The National Empowerment Project (NEP) is an Aboriginal led research project, established in 2012 and led by Professor Pat Dudgeon from the University of Western Australia. Extensive community consultations following a Participatory Action Research approach across 11 sites in Australia were conducted in response to the high rates of psychological distress, self-harm and suicide in Aboriginal communities.
The NEP was designed to be implemented in three stages:
- The completion of extensive community consultations.
- The development of the Cultural, Social and Emotional Wellbeing (CSEWB) Program.
- The delivery of the CSEWB Program in the NEP community sites.
The aim of the CSEWB Program is to promote the positive social and emotional wellbeing and mental health of families and the community, to build resilience and prevent psychological distress and suicide.
The CSEWB Program is a twelve-month program containing an intensive 12 weeks of workshops and is designed to be offered on three occasions during the 12 months.

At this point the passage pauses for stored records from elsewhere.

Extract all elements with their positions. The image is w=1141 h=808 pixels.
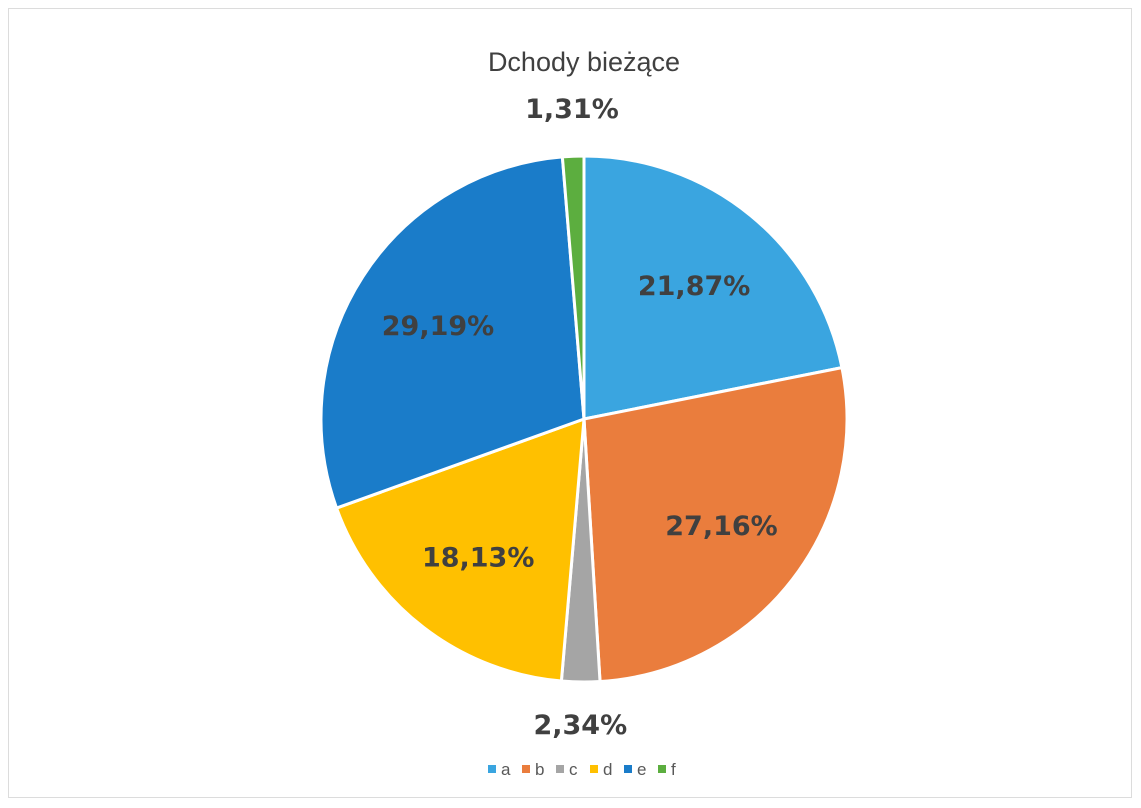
pie-slice-d <box>335 417 586 683</box>
legend-label-e: e <box>637 760 646 779</box>
pie-slice-a <box>582 154 844 421</box>
data-label-b: 27,16% <box>665 511 777 542</box>
legend-swatch-a <box>488 765 496 773</box>
legend-item-f: f <box>658 760 676 779</box>
legend-item-c: c <box>556 760 578 779</box>
pie-slices <box>319 154 849 684</box>
data-label-e: 29,19% <box>382 311 494 342</box>
legend-label-f: f <box>671 760 676 779</box>
pie-slice-b <box>582 366 849 684</box>
legend-swatch-d <box>590 765 598 773</box>
legend-item-e: e <box>624 760 646 779</box>
pie-data-labels: 21,87% 27,16% 2,34% 18,13% 29,19% 1,31% <box>382 94 778 741</box>
legend-item-b: b <box>522 760 544 779</box>
legend-label-c: c <box>569 760 578 779</box>
pie-slice-e <box>319 155 586 510</box>
legend-item-d: d <box>590 760 612 779</box>
legend-swatch-f <box>658 765 666 773</box>
legend-item-a: a <box>488 760 511 779</box>
legend-label-b: b <box>535 760 544 779</box>
data-label-a: 21,87% <box>638 271 750 302</box>
pie-slice-f <box>560 154 586 421</box>
data-label-f: 1,31% <box>525 94 619 125</box>
legend-label-a: a <box>501 760 511 779</box>
data-label-d: 18,13% <box>422 543 534 574</box>
legend-swatch-e <box>624 765 632 773</box>
legend-label-d: d <box>603 760 612 779</box>
legend-swatch-c <box>556 765 564 773</box>
legend: a b c d e f <box>488 760 676 779</box>
chart-title: Dchody bieżące <box>488 47 680 77</box>
data-label-c: 2,34% <box>533 710 627 741</box>
legend-swatch-b <box>522 765 530 773</box>
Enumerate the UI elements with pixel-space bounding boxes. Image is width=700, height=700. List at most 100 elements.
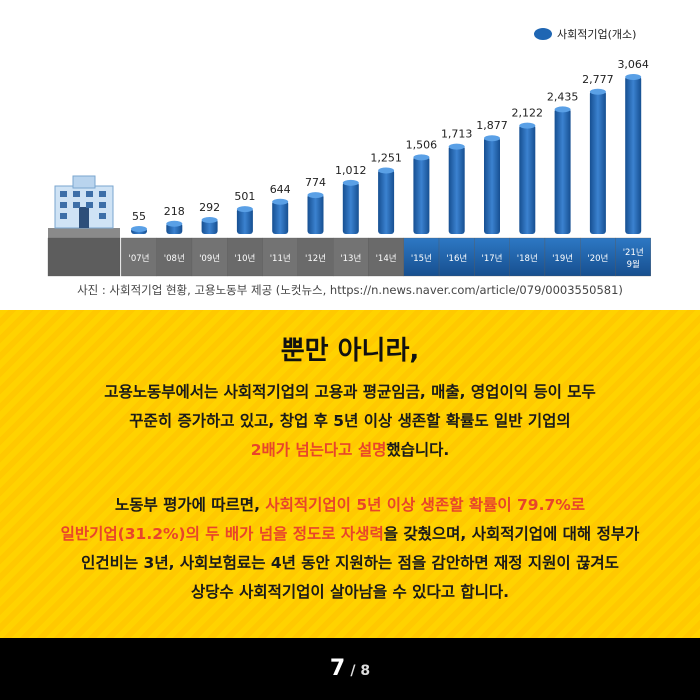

While the 12 week CSEWB Program focuses on strengthening the social and emotional well-being (SEWB) of individuals, the twelve-month community SEWB program focuses on strengthening the SEWB of families and the community and will involve a number of activities that have a community-wide focus.
Part of the Program involves community relationship building where Facilitators will contact other services and providers to enlist their support and involvement in the Program.
A Community Reference Group (CRG) guides and assists the NEP Team and Facilitators to oversee the implementation of the 12 month CSEWB Program. This will further strengthen community ownership, will ensure that program duplication is avoided. The CRG consists of senior people who share the goals of the NEP program and may include representatives from main family groups and relevant service providers.